“What?” Melissa and Dana gasped at the same time.
“Yup,” said Dave, nodding. “Five teens since the school year started. Two from FSK and three from Oak Valley High right over the county line.”
“What? That’s horrible!” whispered Melissa.
“Think about how we feel,” Eileen said.
“I only knew Maisie and Chuck Riley, ’cause they both went to FSK,” said Dave.
“I’m so sorry,” Dana said, not knowing what else she could say.
Eileen said, “They said that all of them were high. Drunk or high, whatever.”
Dana frowned. “You sound like you don’t believe that.”
“Maybe with Chuck,” said Eileen, brushing a strand of hair from her face. “He hung out with his older brother and some frat guys, but Maisie? No way. I’m not saying she was Miss Goody Two-Shoes, but when it came to that sort of stuff, she was straight. No one is ever going to tell me different. And I’ve heard people say the same about the others. No one else believes they were stoned, either. At least, none of us do. It’s just what the cops say. And the teachers.” She sighed. “Which means we’re going to get another of those stupid assemblies about the danger of drugs, blah, blah, blah, but it’s all crap. Maisie definitely didn’t get high. No way on earth.”
“It’s the whole being-dead thing that’s messing with my head,” said Dave. “I’m seventeen, and we’re not supposed to have a sell-by date, you know?”
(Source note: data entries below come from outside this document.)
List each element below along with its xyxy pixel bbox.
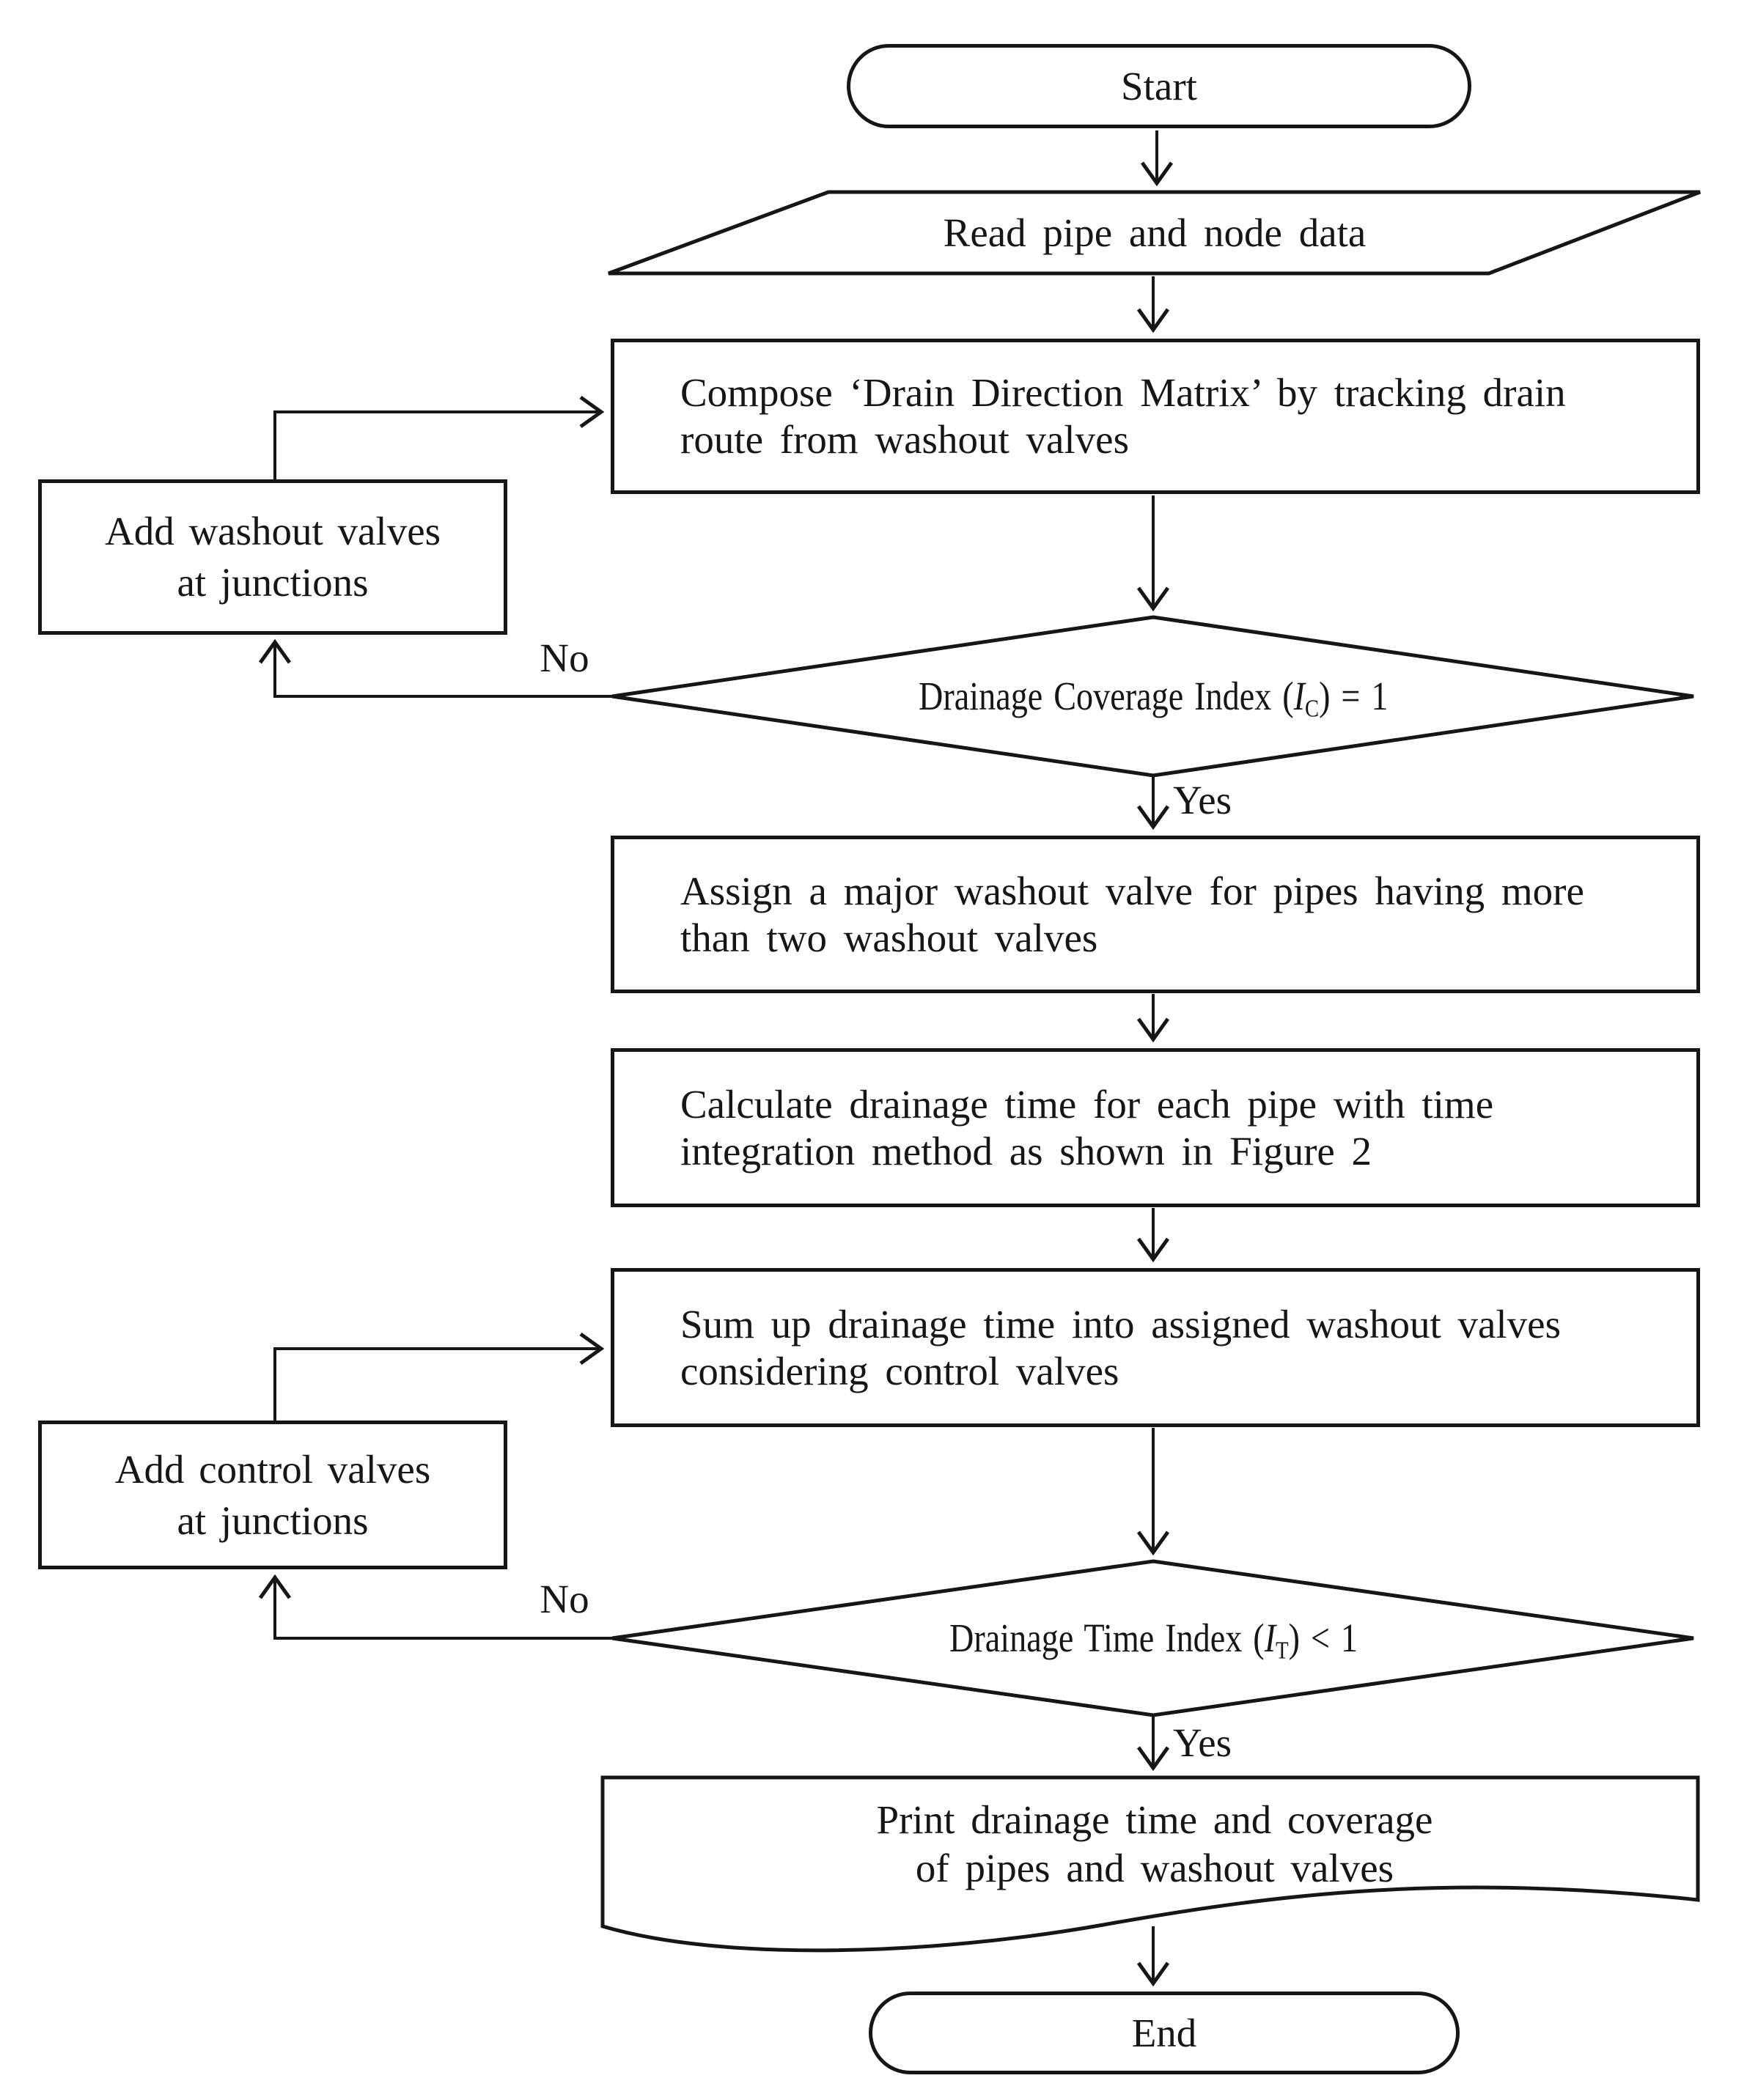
edge-add-control-to-sum [273, 1332, 605, 1421]
add-control-line2: at junctions [177, 1497, 369, 1543]
print-results-label: Print drainage time and coverage of pipe… [660, 1796, 1649, 1898]
sum-line1: Sum up drainage time into assigned washo… [680, 1301, 1562, 1346]
print-results-document-shape [600, 1775, 1700, 1953]
add-washout-valves-process: Add washout valves at junctions [38, 479, 507, 635]
add-control-line1: Add control valves [114, 1446, 431, 1492]
decision-time-no-label: No [540, 1577, 589, 1621]
decision-time-text-pre: Drainage Time Index ( [949, 1615, 1265, 1660]
end-terminator: End [869, 1992, 1460, 2074]
decision-time-text-post: ) < 1 [1288, 1615, 1358, 1660]
start-label: Start [1121, 64, 1197, 108]
decision-coverage-label: Drainage Coverage Index (IC) = 1 [623, 651, 1683, 742]
sum-drainage-time-process: Sum up drainage time into assigned washo… [611, 1268, 1700, 1427]
calculate-line1: Calculate drainage time for each pipe wi… [680, 1081, 1494, 1127]
assign-major-valve-process: Assign a major washout valve for pipes h… [611, 836, 1700, 993]
edge-decision-coverage-no-to-add-washout [258, 638, 612, 698]
decision-time-subscript: T [1275, 1637, 1289, 1665]
decision-time-label: Drainage Time Index (IT) < 1 [623, 1593, 1683, 1684]
edge-decision-time-no-to-add-control [258, 1574, 612, 1640]
add-washout-line2: at junctions [177, 560, 369, 605]
start-terminator: Start [847, 44, 1471, 128]
read-data-label: Read pipe and node data [943, 210, 1367, 255]
edge-add-washout-to-compose [273, 395, 605, 479]
calculate-line2: integration method as shown in Figure 2 [680, 1128, 1372, 1174]
decision-coverage-subscript: C [1304, 695, 1319, 723]
add-control-valves-process: Add control valves at junctions [38, 1421, 507, 1569]
add-washout-line1: Add washout valves [104, 509, 441, 553]
end-label: End [1131, 2011, 1197, 2055]
print-line2: of pipes and washout valves [915, 1846, 1394, 1890]
decision-coverage-text-pre: Drainage Coverage Index ( [918, 673, 1294, 718]
decision-coverage-text-post: ) = 1 [1318, 673, 1389, 718]
decision-coverage-variable: I [1293, 673, 1305, 718]
assign-major-line1: Assign a major washout valve for pipes h… [680, 868, 1584, 913]
decision-time-yes-label: Yes [1173, 1720, 1232, 1765]
compose-matrix-line1: Compose ‘Drain Direction Matrix’ by trac… [680, 370, 1566, 415]
calculate-drainage-time-process: Calculate drainage time for each pipe wi… [611, 1048, 1700, 1207]
compose-matrix-line2: route from washout valves [680, 417, 1129, 462]
compose-matrix-process: Compose ‘Drain Direction Matrix’ by trac… [611, 339, 1700, 494]
decision-coverage-no-label: No [540, 635, 589, 680]
decision-coverage-yes-label: Yes [1173, 778, 1232, 822]
decision-time-variable: I [1264, 1615, 1276, 1660]
sum-line2: considering control valves [680, 1348, 1119, 1393]
assign-major-line2: than two washout valves [680, 915, 1098, 960]
read-data-parallelogram [608, 190, 1701, 276]
print-line1: Print drainage time and coverage [876, 1797, 1433, 1842]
“Everyone dies,” said Eileen, matter-of-fact as always.
“Death is a doorway,” countered Melissa.
Dave shook his head. “Maybe it is. But if so, what’s on the other side?”
“We transform and reincarnate,” said Melissa. “We return to source and then take a new form in order to continue our journey to enlightenment.”
Dana resisted the urge to roll her eyes. Eileen looked away for a moment, and Dana figured she was rolling her eyes.
“Maybe,” Dave said again, “but that’s just a theory. And, hey, I try to keep an open mind and all, but none of us really know what it’s like to be dead.”
“I guess we’ll all find out,” said Eileen.
“Doesn’t make it any easier to process what happened last night,” said Dave. “Maisie went to our school, she lived in this neighborhood. We knew her. Not real well, but enough. Enough for her to be alive in our world … if that makes sense.”
Dana glanced at him in surprise and walked a few steps in silence, reappraising him. She did know what he meant, and she knew that it was a very deep question. It was a frightening question, too. When she was little, she’d believed in the Sunday school version of heaven. Her beliefs had evolved as she’d grown older, read more, thought more deeply, and considered such matters with a serious mind.
The conversation continued, and she drifted along with the others but tuned them out as she listened to her own thoughts. Dave had struck a nerve. None of us really know what it’s like to be dead. Was Maisie’s consciousness, her soul, still out there, up there, wherever, remembering the crash, the twisted metal, the pain, the dying? It was a horrifying thought.
They talked about Maisie all the way to school. To Dana it felt like Death was walking right beside them the whole way.
CHAPTER 8
Francis Scott Key Regional High School
7:06 A.M.
School was school.
Classes started with ringing bells. Hallways filled and emptied, filled and emptied. The principal made incoherent announcements through bad speakers mounted to classroom walls. Teachers attempted to teach, and students—mostly but not entirely—tried not to be taught. Normal.
Except that it wasn’t.
There was a subsurface stream of conversation, speculation, and gossip. The girls who were friends or semi-friends with Maisie held court and were extravagantly tragic. Dana observed it all but did not play the game. She had never met Maisie, didn’t even know what she looked like. And somehow she felt guilty for not knowing a fellow student who’d died. It seemed somehow disrespectful, though Dana could not figure out why. She decided that she’d go to church on Sunday and light a candle for her.